Last year, the government began looking to regulate the industry. An Assisted Reproductive Technology Bill is up for discussion in the next parliamentary session, causing renewed interest in the ethical issues. “Surrogacy—Exploiting the Poor?” was one theme of a very popular, Oprah Winfrey-esque talk show on India’s NDTV channel. One academic, professor Mohan Rao, who teaches at the prestigious Jawaharlal Nehru University, said that the country was witnessing “reproductive trafficking,” referring to the fact that most cash-strapped surrogate mothers are from rural India and travel to metropolitan centers to offer their services as a last-ditch effort to get money. This view is fiercely challenged by those who see surrogacy as a means to economic empowerment of women and as a decision women should be free to make for themselves.

But the usual empowerment vs. exploitation debate eludes something much more fundamental that the surrogate industry reflects about India. India has leap-frogged several stages of development and zoomed straight into a service economy. Indians stock call centers and tech help lines where Westerners can get their questions answered efficiently. In these centers, Indian youths temporarily adopt new personal identities by using Western names and accents—another, milder way that Indians act as “surrogates,” or substitutes for Westerners. The country is romanced by the idea of selling human capital as its next great commodity. So surrogacy resonates not as an old problem of exploiting the poor but as an inevitable part of the “new India,” where the locals provide much needed services for the new global economy. This kind of forward-thinking economic liberation dovetails with an ideology of personal freedom. “I think women should be free to choose what they do with their bodies,” says Dr. Aniruddha Malpani, a fertility specialist in Mumbai. “We shouldn’t treat them as stupid just because they are poor.”

This appeal to modern ideals of self-determination make sense to members of the “new India” like Dr. Malpani and his clients. The problem is that the surrogates are not members of this India. Alan Greenspan writes that “India is fast becoming two entities: a rising kernel of world-class modernity within a historic culture that has been for the most part stagnating for generations.” The surrogates tend to hail from this “historic culture,” which is essentially semi-feudal and pre-industrial. It is this gap that allows for exploitation in surrogacy and other industries to happen, and it is the gap—not surrogacy itself—that is the root of the problem.

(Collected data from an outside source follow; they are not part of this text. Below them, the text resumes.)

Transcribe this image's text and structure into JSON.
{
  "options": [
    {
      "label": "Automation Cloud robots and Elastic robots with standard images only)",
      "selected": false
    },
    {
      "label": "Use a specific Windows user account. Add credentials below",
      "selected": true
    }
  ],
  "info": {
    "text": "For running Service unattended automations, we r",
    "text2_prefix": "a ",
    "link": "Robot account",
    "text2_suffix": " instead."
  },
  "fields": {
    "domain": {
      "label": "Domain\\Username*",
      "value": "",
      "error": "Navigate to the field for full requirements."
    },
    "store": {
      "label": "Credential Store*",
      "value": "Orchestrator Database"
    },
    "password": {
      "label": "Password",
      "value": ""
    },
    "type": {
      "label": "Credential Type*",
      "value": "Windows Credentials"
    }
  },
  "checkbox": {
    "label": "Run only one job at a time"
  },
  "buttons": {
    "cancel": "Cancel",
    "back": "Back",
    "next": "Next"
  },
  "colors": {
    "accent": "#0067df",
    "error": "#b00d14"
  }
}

To exercise one’s freedom meaningfully requires information and education, and many surrogates are deeply ignorant about what the procedure entails. It is not uncommon for surrogates to authorize contracts with a thumbprint as opposed to a signature because they are illiterate. Even those who are literate often aren’t able to read the contracts, which tend to be written in English. Lack of technological understanding among rural Indians also breeds misconceptions about surrogacy. Many, for example, thought that it would be necessary to sleep with another man in order to conceive. Even the pricing structure of surrogacy perpetuates social inequality: Many religious Indian surrogacy clients would prefer for their child to be birthed by an upper-caste brahmin, so high-born surrogates can get paid up to double.

These problems are hardly going to stop the phenomena of surrogacy in India from spreading, though. In fact, one might even suggest that India is moving towards a surrogacy-based economy, in which Indians—in call centers and fertility clinics alike—specialize in substituting Westerners in a cheaper, more efficient way.